OTC retinol may take longer to see results than a prescription Vitamin A, but it has emollients to make it less irritating to your skin.
What Retinol Does
As part of a topical skin care regimen, retinol addresses a myriad of visible signs of aging. These include wrinkles, fine lines, loss of firmness, loss of collagen, sun damage and enlarged pores. It can also function as an antioxidant, to help with free-radical damage. It speeds up your cellular turnover revealing fresher, more youthful skin.

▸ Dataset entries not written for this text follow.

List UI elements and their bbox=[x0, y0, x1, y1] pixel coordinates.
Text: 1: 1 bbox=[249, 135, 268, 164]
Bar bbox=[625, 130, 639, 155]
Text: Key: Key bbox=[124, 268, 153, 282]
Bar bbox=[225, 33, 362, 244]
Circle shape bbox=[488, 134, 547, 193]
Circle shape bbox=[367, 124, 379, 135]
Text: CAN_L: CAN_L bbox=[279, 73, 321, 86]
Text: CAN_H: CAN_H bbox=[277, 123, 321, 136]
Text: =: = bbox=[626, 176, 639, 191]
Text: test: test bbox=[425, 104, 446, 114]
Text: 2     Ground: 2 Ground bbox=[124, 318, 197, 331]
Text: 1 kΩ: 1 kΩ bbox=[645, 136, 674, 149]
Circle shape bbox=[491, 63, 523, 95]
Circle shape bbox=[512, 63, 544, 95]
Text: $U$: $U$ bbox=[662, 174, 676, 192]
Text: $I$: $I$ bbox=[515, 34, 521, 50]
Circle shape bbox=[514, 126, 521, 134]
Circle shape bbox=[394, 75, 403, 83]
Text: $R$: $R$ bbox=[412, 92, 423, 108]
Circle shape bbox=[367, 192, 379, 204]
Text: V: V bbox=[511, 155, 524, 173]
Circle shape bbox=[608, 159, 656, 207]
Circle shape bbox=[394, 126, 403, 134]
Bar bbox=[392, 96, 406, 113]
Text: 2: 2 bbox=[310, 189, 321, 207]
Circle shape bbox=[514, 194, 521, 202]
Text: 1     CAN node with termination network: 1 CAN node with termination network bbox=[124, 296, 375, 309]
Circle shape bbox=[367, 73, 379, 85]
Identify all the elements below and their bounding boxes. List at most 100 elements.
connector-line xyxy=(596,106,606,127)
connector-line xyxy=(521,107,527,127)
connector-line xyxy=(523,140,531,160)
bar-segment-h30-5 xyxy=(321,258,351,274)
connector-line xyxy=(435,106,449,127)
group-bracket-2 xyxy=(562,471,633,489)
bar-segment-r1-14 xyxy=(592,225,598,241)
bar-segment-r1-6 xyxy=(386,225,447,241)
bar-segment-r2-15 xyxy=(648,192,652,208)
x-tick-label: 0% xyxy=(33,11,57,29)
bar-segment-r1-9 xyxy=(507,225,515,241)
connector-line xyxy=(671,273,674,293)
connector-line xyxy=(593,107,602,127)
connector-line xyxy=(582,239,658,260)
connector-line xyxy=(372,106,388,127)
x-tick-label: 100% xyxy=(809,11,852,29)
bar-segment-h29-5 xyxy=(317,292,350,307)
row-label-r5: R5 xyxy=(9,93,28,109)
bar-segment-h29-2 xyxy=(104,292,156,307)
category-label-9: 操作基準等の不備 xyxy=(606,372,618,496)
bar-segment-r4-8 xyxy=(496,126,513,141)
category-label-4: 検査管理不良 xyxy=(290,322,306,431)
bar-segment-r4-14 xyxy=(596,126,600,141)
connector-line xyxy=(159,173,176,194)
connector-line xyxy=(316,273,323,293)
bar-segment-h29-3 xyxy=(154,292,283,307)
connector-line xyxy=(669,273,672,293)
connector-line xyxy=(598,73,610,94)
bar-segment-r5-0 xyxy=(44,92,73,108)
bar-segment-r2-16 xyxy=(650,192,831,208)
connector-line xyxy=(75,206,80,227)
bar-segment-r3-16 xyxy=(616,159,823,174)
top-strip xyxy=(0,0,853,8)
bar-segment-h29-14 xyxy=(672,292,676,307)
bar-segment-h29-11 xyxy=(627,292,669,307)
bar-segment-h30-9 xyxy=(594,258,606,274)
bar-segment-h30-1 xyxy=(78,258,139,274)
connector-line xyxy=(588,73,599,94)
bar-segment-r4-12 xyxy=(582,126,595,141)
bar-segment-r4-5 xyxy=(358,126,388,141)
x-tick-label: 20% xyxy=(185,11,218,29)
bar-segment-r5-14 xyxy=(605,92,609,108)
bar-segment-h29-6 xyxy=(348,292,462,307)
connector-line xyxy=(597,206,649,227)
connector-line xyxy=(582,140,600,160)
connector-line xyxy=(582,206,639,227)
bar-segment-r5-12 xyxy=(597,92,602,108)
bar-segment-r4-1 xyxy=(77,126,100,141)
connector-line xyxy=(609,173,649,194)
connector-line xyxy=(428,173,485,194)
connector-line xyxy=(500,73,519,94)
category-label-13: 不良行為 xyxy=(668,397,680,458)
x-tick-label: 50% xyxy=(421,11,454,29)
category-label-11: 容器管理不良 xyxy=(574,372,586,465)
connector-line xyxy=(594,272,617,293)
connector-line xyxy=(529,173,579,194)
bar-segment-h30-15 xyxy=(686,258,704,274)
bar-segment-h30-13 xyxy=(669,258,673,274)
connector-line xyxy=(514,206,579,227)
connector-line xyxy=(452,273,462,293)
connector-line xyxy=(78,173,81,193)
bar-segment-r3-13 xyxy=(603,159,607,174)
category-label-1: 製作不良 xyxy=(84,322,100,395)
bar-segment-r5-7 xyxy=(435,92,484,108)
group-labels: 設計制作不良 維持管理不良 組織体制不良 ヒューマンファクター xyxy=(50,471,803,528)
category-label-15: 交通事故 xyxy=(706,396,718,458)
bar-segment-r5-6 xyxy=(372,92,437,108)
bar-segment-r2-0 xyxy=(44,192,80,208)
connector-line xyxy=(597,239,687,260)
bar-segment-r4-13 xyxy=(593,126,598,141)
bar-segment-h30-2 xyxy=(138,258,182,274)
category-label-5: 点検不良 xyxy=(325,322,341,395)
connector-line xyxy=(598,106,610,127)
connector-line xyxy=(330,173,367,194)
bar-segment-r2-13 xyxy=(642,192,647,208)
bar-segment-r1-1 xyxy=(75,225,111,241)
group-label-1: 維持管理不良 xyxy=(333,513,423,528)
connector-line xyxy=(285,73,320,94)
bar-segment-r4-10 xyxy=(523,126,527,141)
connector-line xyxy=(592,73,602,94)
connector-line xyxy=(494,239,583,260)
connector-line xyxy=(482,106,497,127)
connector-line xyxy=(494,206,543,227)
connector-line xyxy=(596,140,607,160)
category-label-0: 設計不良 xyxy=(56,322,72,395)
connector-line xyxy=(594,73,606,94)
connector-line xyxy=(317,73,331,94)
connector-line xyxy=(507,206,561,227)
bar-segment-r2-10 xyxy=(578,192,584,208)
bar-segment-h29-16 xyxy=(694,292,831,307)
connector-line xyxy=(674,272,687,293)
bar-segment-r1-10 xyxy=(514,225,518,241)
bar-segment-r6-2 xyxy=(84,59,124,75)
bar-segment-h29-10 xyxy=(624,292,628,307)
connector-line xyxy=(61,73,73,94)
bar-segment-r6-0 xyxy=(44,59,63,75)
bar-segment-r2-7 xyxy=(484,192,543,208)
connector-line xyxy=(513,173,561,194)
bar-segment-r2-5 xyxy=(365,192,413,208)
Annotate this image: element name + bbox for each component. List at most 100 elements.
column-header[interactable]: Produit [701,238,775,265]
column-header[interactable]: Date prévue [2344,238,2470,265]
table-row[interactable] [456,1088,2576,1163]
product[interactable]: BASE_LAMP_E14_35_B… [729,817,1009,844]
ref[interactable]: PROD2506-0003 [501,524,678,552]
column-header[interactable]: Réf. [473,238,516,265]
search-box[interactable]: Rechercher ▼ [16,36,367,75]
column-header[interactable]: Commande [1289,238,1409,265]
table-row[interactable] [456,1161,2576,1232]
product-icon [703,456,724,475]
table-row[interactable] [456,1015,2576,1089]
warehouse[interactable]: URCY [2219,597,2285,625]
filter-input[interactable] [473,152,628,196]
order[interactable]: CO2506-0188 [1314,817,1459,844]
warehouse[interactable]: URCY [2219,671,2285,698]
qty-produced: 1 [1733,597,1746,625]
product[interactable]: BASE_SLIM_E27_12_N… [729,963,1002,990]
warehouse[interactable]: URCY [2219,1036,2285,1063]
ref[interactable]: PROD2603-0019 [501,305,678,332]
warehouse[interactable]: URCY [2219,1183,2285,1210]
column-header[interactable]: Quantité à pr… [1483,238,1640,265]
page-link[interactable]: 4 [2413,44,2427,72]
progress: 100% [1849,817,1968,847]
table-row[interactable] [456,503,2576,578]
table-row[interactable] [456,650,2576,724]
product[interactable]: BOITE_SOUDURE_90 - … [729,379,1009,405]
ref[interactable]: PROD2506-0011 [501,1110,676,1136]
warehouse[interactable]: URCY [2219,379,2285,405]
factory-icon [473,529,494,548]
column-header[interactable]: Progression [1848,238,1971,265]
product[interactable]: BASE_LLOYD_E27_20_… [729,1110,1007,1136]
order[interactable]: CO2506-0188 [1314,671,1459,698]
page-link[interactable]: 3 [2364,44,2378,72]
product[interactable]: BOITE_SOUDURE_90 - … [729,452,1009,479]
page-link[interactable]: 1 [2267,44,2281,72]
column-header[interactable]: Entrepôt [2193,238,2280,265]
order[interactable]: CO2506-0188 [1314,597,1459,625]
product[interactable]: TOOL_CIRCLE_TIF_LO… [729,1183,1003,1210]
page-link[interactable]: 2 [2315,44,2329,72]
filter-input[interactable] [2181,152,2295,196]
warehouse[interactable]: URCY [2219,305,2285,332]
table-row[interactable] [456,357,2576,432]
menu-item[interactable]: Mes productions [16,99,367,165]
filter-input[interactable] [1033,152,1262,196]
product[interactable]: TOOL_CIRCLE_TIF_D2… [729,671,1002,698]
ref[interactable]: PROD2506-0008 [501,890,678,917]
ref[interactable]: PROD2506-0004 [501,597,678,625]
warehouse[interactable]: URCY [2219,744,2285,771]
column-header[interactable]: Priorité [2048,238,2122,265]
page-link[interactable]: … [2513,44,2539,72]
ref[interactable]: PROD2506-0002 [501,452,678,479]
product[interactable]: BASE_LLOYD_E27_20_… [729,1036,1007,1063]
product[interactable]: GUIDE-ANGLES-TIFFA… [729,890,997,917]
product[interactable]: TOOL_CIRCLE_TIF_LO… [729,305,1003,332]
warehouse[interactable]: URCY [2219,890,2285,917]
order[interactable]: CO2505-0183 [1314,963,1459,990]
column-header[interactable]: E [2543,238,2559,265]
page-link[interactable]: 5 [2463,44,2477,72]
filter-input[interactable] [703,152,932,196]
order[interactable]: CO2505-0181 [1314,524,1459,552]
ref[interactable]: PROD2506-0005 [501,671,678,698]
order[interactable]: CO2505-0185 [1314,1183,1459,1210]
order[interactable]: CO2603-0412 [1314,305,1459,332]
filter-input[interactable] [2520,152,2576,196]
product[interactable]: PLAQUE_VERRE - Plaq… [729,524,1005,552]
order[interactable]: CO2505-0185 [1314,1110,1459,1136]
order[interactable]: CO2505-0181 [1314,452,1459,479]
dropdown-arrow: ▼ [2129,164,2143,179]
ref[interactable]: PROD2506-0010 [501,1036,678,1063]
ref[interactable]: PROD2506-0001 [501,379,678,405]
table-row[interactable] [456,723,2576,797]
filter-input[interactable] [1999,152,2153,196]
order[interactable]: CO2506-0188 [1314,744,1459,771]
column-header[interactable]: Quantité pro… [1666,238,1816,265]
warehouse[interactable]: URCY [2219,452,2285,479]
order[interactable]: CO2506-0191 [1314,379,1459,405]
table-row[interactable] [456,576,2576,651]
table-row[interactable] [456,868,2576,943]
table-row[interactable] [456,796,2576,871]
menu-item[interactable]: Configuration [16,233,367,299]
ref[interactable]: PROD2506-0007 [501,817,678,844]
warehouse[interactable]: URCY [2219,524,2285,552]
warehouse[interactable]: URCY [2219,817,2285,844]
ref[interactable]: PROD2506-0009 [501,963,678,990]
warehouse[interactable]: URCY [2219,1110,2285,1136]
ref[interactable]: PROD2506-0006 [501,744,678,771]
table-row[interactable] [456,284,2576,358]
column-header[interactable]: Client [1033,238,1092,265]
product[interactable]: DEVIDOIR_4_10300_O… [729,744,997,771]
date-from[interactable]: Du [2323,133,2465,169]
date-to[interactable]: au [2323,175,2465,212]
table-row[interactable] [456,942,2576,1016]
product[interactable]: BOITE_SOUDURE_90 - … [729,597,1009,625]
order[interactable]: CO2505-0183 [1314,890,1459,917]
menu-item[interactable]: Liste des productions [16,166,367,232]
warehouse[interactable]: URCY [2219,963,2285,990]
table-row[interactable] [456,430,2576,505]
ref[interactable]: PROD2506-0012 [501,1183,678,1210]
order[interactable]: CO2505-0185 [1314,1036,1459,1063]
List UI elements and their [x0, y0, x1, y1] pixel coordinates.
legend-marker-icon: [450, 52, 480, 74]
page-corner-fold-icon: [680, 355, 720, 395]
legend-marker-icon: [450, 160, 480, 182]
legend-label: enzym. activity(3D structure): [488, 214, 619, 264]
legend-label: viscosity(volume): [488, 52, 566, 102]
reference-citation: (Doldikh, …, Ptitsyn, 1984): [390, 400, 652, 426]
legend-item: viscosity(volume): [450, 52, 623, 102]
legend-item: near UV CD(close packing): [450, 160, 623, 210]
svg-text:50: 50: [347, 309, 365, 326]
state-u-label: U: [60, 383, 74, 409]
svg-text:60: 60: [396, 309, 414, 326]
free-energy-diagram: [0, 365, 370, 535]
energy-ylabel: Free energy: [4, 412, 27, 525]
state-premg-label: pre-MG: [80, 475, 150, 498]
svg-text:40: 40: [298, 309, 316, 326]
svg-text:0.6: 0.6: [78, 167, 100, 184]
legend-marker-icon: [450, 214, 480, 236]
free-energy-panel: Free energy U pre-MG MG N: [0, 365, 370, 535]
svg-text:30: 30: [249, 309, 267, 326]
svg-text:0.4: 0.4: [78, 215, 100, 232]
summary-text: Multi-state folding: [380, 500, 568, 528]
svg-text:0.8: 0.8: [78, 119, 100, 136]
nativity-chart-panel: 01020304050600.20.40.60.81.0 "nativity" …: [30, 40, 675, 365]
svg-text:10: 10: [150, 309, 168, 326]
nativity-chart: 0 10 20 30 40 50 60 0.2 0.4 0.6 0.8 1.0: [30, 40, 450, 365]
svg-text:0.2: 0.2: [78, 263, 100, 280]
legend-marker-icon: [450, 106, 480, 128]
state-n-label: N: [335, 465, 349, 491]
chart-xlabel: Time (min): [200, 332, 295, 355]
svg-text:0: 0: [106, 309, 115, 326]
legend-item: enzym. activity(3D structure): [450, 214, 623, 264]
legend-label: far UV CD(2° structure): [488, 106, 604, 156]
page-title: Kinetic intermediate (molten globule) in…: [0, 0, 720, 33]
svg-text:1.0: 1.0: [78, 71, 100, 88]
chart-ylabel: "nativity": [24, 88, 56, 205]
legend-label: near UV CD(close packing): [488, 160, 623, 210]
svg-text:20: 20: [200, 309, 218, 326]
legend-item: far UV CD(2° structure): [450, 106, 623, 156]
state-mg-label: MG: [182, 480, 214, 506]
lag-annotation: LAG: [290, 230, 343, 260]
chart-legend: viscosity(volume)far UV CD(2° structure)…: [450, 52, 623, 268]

Packaging makes a big difference when it comes to retinol. If the ingredient becomes unstable, it can be ineffective. So first things first—purchase OTC retinol that comes in opaque, air-restricting packaging. Store the product away from light.
How To Use Retinol
If you’re a first-time retinol user, consider talking with your dermatologist beforehand. Tell the doctor what other skin care products you’re using. You may not want your other products to be too aggravating. This includes salicylic, glycolic, vitamin C and other acids or manual exfoliants. A 2015 study looked into retinoids combined with alpha hydroxy acids (AHAs). The study reported no adverse events or tolerability issues, but it’s always best to check on how your personal skin responds to a mix of ingredients.
Many people first add retinol to their skin care regimen in their 30s or even mid-20s. It’s often suggested to let your skin build up a tolerance to retinol. Increase the frequency of use and the amount you apply as time goes on. Starting with a pea size amount, for example, may be just what the doctor (literally!) ordered. Are you the sensitive type? Ask your doctor about time-release formulations as a possible option.
Retinol makes the skin more sensitive to damage from ultraviolet light, so it’s better to use it at night. If you must use it during the day, it’s essential to protect your skin from the sun by using sunscreen and other sun protection. The Environmental Working Group expresses concern about Retinyl palmitate added to sunscreen. As they believe that it may speed up the growth of skin tumors and lesions. Wash your face and apply your eye cream. When skin is dry, apply retinol, followed by moisturizer. Apply sunscreen separately.